George Herman “Babe” Ruth
This use of the nickname in quotation marks, following the given name, is exactly what genealogists have always been taught to do. As you note, EE 2.72 states:
The genealogical convention for writing nicknames is to place them in quotation marks immediately after the formal name for which they substitute—e.g., Margaret “Peg” Monroe.
Does this help the debate the two of you are in the midst of?
I have to admit that there…
I have to admit that there are times when the art of typography overrides punctuation standards.
For me having quotes around an author's name even if it is a single name just looks weird. While I appreciate your explanation for “Aurelius,” “Communicated,”. When I first viewed it the question that occurred to me was why are you emphasizing the author's name? I am so used to seeing people's names as a single name that it didn't even occur to me that the quotes were because it was a single name.
Ann
Anne, as an aside, on the…
Anne, as an aside, on the issue of "melding CMOS with EE," a phrase you and HistoryHunter both used in your queries from last night ...
In what field is it a practice to "meld" one style guide with another style guide? Each field develops its own conventions, based upon its needs and the kinds of materials that it needs to cite. Editors, publishers, software developers, and experienced practitioners all expect the use of their field’s style. If we were writing for a legal journal, would we think we should “meld” Blue Book with MLA?
Evidence Explained, as a citation guide for historical researchers, was based on Humanities Style citation as opposed to Scientific Style citation or Legal Style. Those are broad categories that transcend any one guide. CMOS demonstrates all three of these styles, to a limited extent. EE focuses on Humanities Style and goes considerably beyond CMOS (or MLA or Turabian or any of the other guides that treat Humanities Style). As a comparison with CMOS, specifically:
This link may help: https://www.evidenceexplained.com/node/1524.
Re: "In what field is it a…
Re: "In what field is it a practice to "meld" one style guide with another style guide?"
I would advise against implying that no field "melds" styles or standards. That would be an unsupportable generalization. The practice of "melding" or other similar terms is an "uncomfortable", but a sometimes required, part of the field of engineering. From over 40 years of experience in engineering, I can say that one cannot implement a transition abruptly between designs executed to different standards without doing so. I can also say that one often consults similar standards, when the current standard does not clearly or adequately address the situation at hand. As in historical writing, this is part of the the "art" of engineering.

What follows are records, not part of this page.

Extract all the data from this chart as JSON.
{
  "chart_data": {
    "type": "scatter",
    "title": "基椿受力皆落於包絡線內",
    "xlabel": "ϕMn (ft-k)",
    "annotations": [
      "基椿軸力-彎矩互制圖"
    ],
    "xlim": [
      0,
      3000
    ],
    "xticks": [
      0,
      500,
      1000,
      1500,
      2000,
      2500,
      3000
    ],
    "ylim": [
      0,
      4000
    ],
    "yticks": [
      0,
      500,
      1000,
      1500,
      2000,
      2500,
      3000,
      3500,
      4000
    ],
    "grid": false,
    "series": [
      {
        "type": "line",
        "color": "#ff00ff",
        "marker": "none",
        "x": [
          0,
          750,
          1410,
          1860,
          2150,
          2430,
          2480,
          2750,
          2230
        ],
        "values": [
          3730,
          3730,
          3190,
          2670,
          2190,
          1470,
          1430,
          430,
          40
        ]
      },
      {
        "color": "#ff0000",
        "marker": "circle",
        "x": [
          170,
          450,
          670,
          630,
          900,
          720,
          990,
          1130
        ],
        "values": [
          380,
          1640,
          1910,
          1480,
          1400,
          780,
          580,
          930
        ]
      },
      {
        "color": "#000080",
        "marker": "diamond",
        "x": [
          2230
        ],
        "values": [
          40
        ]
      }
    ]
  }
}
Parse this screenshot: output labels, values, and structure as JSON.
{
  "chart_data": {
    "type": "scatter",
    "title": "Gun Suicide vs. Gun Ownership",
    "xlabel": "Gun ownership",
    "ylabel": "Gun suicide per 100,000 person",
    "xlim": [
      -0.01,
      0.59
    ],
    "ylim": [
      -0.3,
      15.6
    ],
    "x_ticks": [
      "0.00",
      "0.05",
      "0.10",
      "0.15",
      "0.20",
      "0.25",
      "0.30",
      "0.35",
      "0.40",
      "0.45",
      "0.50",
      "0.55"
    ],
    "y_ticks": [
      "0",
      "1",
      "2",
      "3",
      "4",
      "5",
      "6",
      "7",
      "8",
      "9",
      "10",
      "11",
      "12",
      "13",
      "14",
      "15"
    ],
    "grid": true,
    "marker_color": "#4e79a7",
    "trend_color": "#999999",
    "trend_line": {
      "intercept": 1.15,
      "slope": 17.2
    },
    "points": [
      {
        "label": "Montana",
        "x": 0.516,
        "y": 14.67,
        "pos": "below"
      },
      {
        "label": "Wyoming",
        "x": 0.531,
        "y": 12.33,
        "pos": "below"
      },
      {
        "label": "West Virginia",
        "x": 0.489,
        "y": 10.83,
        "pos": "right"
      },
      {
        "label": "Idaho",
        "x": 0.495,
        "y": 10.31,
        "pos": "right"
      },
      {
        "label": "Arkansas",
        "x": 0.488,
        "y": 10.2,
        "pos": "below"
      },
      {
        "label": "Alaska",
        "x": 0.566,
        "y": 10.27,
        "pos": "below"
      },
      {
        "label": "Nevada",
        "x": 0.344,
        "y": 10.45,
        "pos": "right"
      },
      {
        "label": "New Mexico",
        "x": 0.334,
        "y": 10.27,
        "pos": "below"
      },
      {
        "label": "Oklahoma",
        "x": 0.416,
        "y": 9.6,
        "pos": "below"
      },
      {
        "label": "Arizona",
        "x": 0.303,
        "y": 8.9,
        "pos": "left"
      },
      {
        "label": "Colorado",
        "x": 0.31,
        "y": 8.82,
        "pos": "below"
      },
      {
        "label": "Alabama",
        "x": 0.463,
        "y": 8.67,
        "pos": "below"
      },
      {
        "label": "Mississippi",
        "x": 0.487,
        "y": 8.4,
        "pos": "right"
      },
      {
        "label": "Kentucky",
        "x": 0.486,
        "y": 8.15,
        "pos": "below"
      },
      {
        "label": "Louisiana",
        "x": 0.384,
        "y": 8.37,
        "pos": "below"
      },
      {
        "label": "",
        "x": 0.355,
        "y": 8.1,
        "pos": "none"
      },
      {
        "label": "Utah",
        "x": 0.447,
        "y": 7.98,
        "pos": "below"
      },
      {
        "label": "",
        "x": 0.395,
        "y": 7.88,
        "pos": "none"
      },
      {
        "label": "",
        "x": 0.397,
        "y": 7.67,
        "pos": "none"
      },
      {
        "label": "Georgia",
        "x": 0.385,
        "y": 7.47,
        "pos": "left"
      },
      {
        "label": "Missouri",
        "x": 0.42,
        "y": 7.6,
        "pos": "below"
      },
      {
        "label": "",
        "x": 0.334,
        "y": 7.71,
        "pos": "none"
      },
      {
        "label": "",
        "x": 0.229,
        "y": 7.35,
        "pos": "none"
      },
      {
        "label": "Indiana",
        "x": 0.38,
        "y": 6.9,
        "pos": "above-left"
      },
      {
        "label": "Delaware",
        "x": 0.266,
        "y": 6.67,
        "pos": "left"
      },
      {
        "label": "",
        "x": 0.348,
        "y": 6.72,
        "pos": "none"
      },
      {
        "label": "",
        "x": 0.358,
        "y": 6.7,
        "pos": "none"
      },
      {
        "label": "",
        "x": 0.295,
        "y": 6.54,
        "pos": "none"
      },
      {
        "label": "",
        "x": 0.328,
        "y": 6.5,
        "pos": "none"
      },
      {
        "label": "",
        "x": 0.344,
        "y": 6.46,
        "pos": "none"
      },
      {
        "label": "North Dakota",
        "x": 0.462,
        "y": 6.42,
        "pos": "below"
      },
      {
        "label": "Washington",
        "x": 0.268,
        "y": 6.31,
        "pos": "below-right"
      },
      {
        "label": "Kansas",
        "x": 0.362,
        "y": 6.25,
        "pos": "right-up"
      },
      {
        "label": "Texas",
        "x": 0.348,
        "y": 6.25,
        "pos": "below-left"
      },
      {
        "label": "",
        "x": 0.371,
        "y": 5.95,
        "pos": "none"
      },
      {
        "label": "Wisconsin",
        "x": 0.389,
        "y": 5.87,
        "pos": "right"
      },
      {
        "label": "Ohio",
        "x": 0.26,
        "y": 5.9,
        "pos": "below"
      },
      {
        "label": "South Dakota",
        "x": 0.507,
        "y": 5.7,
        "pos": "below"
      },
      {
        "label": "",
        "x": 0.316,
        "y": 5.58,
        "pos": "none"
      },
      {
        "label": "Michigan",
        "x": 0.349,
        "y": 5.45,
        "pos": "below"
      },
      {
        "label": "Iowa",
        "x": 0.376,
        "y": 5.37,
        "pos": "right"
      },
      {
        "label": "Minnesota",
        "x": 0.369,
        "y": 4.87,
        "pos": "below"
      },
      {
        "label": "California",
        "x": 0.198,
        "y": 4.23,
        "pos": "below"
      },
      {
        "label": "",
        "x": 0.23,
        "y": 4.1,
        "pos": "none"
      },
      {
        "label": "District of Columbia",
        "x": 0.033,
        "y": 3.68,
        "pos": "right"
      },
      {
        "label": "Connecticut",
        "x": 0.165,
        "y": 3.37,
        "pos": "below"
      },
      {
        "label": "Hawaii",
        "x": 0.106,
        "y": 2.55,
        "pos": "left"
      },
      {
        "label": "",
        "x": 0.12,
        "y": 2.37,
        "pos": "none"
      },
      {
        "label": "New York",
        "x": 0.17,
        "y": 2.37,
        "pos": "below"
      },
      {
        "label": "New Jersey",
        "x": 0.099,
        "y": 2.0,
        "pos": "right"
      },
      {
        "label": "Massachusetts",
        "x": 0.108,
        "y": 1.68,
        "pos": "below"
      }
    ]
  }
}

Now; if, as in the EE response to the post, https://www.evidenceexplained.com/node/1524, one is made aware of an applicable portion of the current standard, which appears to address the issue-at-hand, then consulting another standard is no longer required. This is why, after all, one posts a proposed solution and asks for feedback or peer review.
History-Hunter, fields do…
History-Hunter, fields do borrow and adapt ideas and concepts from each other. Genealogy, as one example, draws from law, science, history, geography, psychology, and others.
However, the borrowing of ideas or methods is different from "melding" citation guides to create one's own individual approach to this-or-that individual source, a treatment that might not be understood by those who use our work. The purpose of a citation guide, for practitioners of a particular discipline, is to describe a "standard" set of practices, a common language that all can understand.
That said, the purpose of this forum is definitely to help users find a particular piece of guidance in EE that they may have missed. This forum also tries to help users think through issues. A discussion of why Guide A follows this practice, while Guide B follows that one, while EE recommends something else can be very useful to those who want to understand citation and evidence analysis principles.